El Girona, con una solidez asfixiante, desarraigó ayer al Villarreal en Montilivi (1-0), dejando al submarino amarillo con la urgencia de repensar su juego a domicilio y una Champions cada vez más lejana. Un partido sin redimición, donde la falta de ideas y la desconexión entre líneas fueron la sentencia.

La purga inicial: girona domina con criterio

La purga inicial: girona domina con criterio

No hubo paños calientes en el vestuario visitante tras el pitido final. Marcelino García Toral admitió, con la cara desencajada, que su equipo “tiene capacidad para hacer bastante más”. Y es que, la primera mitad fue una exhibición de control por parte del conjunto gerundense, que ahogó cualquier intento de salida limpia del Villarreal. La orientación del juego, las llegadas al área, la presión… todo favoreció a los de Michel, que lograron materializar su superioridad con un gol que, en realidad, fue la culminación de una asfixiante opresión.

Gerard Moreno, visiblemente molesto tras el choque, se acercó a la banda para hablar con la afición amarillos desplazada, dispuesta a descargar su frustración. “No ha sido un partido bueno del equipo, sobre todo la primera parte.
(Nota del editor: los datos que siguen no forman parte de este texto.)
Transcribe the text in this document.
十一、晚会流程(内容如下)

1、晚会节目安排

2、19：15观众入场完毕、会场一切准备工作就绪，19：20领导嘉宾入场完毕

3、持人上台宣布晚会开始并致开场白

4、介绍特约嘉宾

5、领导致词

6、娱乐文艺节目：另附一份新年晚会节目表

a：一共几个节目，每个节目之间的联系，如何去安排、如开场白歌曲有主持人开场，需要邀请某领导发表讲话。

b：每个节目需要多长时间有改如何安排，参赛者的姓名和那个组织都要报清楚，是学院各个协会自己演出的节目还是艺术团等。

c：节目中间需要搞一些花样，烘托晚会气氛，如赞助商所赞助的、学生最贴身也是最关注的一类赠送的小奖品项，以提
Hemos intentado hacer algo más en la segunda, pero nos hundieron mucho en la primera, nos cambiaron mucho de orientación y llegaron mucho a nuestro área”. Su autocrítica, aunque sincera, no logró apaciguar el descontento palpable en el estadio.

Lo que nadie cuenta es la incapacidad del Villarreal para reaccionar. La falta de movilidad, la lentitud en la transición y la ausencia de ideas claras condenaron a los amarillos a una primera mitad para olvidar. En la segunda, el equipo castellonense intentó despertar, pero la solidez defensiva del Girona y la falta de contundencia en ataque impidieron cualquier esperanza de remontada.

Pero hay un detalle que preocupa: la sequía goleadora a domicilio. Ocho partidos sin victoria en la segunda vuelta son un síntoma preocupante. El capitán, Gerard Moreno, intentó relativizar la situación, recordando que “seguimos en la tercera posición” y que “queda mucho en juego”. Sin embargo, la realidad es tozuda: la oportunidad de ampliar la ventaja sobre sus perseguidores se esfumó en Girona, dejando al Villarreal con la necesidad imperiosa de reaccionar ante Athletic y Oviedo.

Y la pregunta que se hacen en Castellón no es si pueden entrar en Champions, sino si tienen la capacidad de evitar el precipicio de la Europa League.

La temporada, que arrancó con grandes promesas, se desdibuja ante la sombra de la decepción. El Villarreal debe encontrar la fórmula para recuperar la chispa que lo caracterizó, porque el tiempo se agota y los rivales no esperan.